Here are 10 metro areas where affordable housing is still available
Pew identified 10 relatively affordable metropolitan areas with price-to-income ratios of 2.7 or lower. Utica – Rome, New York. Canton Massillon, Ohio. Cleveland; Pittsburgh; Youngstown Warren, Ohio. Syracuse and Rochester, New York; St. Louis. and Scranton-Wilkes-Barre, Pennsylvania.
More and more young people are being excluded from the housing market and are choosing to live with roommates or their parents.
According to a study by the Urban Research Institute based on census data, the proportion of adults aged 25 to 34 who are homeowners (head of household or their spouse) has decreased from 40% in 2005 to 29% in 2024.
Meanwhile, the proportion of adults aged 25 to 34 who live with their parents rose from 12% in 2005 to 20% in 2024.
“They prefer to be in Mom and Dad’s basement,” says Jun Zhu, a clinical associate professor of finance at Indiana University and a non-resident fellow at the Urban Institute.
Will relief come to home buyers?
Housing experts say the first-time homebuyer market is unlikely to change dramatically over the next few years.

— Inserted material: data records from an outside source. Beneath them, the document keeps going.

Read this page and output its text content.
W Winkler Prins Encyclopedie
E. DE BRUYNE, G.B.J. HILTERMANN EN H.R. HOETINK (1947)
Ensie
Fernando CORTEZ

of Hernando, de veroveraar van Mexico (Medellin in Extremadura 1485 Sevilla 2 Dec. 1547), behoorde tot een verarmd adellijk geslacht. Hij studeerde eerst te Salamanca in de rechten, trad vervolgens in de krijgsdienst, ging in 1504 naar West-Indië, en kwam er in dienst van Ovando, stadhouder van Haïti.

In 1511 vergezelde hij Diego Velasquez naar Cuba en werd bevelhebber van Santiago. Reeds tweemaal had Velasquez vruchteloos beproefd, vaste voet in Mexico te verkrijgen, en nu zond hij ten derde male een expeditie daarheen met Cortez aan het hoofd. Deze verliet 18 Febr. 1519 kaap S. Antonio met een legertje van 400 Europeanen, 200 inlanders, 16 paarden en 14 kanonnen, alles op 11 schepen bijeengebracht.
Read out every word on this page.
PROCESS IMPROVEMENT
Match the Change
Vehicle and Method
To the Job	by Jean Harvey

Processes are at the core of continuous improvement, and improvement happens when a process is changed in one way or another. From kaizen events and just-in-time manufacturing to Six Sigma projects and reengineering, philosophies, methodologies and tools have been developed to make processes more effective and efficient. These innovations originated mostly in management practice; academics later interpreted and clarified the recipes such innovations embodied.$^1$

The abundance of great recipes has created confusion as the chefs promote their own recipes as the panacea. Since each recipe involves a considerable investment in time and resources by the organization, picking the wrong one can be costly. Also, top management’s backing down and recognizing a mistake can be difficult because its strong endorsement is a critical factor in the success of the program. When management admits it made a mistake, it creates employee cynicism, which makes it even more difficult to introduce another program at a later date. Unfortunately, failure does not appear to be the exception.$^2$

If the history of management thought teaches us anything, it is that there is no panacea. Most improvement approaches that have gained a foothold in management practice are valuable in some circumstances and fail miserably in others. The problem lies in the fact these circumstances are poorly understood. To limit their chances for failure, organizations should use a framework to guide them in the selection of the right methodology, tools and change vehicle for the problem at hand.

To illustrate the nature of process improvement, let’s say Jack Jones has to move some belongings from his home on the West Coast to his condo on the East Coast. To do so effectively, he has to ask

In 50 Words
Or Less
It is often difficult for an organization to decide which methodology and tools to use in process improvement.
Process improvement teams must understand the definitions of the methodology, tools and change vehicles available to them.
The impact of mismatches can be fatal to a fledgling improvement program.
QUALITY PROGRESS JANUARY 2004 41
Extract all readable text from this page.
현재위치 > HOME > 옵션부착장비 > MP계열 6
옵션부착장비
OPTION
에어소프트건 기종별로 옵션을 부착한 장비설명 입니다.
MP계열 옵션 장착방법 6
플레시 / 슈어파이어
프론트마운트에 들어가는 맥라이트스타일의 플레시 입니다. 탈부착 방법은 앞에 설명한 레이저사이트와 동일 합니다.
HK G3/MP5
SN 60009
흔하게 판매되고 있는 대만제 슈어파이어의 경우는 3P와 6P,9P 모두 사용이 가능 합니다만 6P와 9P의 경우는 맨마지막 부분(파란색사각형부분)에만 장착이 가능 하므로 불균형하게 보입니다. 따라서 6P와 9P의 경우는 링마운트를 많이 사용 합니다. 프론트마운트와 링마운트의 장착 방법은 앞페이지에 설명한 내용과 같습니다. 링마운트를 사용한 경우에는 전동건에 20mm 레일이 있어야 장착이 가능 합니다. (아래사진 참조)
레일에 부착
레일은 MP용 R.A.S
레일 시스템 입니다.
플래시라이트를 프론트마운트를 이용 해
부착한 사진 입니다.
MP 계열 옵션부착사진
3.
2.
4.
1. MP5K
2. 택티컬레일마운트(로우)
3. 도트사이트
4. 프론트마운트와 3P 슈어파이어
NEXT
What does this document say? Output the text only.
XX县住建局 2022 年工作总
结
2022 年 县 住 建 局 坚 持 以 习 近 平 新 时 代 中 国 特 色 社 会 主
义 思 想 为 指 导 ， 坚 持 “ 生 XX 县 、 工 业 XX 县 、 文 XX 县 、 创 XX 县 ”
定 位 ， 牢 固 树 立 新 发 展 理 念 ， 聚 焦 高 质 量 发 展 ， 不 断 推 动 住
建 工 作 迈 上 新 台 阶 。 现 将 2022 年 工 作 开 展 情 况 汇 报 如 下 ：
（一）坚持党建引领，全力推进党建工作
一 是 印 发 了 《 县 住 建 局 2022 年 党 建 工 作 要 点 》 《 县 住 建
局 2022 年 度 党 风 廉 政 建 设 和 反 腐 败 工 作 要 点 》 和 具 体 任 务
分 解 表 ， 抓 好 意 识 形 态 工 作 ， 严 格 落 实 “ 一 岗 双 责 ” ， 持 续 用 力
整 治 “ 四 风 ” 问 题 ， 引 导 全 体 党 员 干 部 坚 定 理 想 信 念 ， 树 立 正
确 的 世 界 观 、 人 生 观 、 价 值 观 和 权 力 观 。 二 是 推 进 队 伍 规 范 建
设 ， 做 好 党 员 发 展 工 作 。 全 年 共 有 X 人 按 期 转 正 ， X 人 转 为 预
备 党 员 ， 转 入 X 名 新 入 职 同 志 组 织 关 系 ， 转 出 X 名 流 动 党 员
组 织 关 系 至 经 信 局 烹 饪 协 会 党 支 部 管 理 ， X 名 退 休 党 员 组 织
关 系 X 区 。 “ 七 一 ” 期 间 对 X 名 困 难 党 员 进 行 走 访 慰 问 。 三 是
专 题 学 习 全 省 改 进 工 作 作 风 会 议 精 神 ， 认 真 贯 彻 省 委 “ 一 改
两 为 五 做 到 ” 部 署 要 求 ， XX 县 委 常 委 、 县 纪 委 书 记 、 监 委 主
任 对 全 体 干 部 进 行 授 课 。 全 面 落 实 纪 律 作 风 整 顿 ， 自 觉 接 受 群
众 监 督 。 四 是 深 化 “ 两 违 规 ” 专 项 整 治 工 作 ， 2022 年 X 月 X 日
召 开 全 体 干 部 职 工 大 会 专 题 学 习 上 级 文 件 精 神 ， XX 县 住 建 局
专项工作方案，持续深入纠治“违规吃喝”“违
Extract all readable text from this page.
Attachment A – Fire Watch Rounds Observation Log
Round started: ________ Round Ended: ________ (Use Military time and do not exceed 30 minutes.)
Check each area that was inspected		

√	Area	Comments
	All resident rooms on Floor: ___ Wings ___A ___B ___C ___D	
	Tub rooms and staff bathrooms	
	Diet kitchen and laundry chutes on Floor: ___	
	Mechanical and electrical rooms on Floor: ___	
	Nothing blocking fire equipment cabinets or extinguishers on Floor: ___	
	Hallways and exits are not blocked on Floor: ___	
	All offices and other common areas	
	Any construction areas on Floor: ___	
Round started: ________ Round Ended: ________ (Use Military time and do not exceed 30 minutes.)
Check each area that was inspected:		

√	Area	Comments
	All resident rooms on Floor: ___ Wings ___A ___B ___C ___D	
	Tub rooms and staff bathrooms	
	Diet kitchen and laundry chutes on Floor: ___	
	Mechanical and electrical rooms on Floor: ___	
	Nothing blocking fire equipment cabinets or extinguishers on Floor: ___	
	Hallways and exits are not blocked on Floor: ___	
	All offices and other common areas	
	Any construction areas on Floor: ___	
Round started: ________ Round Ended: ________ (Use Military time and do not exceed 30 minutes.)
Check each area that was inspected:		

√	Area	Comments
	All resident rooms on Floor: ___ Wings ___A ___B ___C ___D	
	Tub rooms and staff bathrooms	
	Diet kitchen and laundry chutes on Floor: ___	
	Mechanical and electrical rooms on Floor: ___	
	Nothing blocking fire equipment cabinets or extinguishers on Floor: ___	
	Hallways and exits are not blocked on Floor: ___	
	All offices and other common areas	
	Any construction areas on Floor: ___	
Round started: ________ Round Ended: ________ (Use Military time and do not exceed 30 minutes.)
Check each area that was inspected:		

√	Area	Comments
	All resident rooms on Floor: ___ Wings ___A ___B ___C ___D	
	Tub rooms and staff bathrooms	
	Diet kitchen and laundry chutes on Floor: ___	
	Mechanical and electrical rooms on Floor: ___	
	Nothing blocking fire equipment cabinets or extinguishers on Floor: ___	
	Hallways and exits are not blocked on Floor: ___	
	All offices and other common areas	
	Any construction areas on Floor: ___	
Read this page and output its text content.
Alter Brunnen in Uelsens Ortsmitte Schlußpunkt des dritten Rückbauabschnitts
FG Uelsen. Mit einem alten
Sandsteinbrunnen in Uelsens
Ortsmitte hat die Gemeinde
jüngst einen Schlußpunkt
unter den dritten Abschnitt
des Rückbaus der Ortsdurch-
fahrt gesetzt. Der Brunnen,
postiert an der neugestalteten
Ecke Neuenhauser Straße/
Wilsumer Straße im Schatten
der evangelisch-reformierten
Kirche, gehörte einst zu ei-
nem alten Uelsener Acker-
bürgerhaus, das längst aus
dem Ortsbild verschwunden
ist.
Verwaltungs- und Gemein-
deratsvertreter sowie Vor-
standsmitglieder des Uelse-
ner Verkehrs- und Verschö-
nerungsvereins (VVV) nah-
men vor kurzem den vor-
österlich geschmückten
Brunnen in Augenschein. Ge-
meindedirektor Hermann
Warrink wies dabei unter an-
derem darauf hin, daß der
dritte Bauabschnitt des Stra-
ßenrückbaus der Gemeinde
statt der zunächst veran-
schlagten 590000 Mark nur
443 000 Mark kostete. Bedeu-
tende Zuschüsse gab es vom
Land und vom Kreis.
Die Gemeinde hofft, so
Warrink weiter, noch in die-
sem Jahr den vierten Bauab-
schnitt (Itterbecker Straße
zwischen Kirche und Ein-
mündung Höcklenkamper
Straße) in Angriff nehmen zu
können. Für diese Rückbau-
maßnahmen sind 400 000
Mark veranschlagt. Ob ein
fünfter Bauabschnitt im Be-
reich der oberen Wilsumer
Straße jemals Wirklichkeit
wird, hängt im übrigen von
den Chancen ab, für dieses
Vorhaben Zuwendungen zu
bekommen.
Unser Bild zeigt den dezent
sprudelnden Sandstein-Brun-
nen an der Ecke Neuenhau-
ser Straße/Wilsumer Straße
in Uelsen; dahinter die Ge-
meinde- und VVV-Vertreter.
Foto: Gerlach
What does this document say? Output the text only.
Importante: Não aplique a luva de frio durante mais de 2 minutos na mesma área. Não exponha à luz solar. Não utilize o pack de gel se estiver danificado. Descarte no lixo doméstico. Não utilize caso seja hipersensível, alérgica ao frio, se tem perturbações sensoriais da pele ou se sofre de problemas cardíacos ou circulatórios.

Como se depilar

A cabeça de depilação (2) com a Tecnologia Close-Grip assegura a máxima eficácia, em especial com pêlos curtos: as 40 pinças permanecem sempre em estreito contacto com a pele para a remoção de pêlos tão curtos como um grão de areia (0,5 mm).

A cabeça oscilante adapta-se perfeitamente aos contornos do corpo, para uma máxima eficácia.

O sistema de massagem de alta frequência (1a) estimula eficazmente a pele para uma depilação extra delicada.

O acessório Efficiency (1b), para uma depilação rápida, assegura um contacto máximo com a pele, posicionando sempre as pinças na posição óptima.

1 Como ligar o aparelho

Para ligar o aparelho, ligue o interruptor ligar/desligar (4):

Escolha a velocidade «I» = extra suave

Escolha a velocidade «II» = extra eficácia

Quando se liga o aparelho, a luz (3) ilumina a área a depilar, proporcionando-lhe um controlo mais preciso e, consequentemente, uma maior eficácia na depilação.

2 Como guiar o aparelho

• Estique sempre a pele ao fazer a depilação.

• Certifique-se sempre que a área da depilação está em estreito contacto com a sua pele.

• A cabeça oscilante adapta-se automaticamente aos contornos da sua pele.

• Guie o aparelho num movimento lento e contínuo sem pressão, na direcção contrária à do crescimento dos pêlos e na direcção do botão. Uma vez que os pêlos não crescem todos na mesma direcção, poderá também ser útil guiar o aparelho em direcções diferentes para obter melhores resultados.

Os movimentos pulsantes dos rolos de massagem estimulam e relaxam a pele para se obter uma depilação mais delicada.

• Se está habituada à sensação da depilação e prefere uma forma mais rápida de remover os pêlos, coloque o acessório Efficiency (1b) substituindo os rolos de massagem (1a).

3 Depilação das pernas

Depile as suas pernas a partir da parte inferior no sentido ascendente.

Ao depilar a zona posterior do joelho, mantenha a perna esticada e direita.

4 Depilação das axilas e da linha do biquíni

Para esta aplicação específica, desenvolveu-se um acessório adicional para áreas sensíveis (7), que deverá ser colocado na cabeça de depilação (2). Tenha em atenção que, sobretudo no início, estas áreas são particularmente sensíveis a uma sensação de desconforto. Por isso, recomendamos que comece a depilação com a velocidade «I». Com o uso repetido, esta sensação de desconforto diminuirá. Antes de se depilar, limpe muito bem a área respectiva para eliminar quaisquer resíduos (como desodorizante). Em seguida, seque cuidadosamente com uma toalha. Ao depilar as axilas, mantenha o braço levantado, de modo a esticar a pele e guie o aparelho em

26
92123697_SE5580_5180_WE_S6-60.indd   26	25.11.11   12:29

However, the market is already seeing gradual improvements.
Redfin reports that home prices rose just 2% in the year to May. Over the past few years, prices have remained relatively flat, especially after adjusting for inflation.
“Real values are declining very, very gradually,” said Darryl Fairweather, Redfin’s chief economist.
However, the costs of homeownership, such as insurance and property taxes, continue to rise, creating affordability challenges for all homeowners.
“Over the next 10 years, it’s probably going to get easier to get into the housing market, but it’s going to be harder to stay in the housing market,” Fairweather said.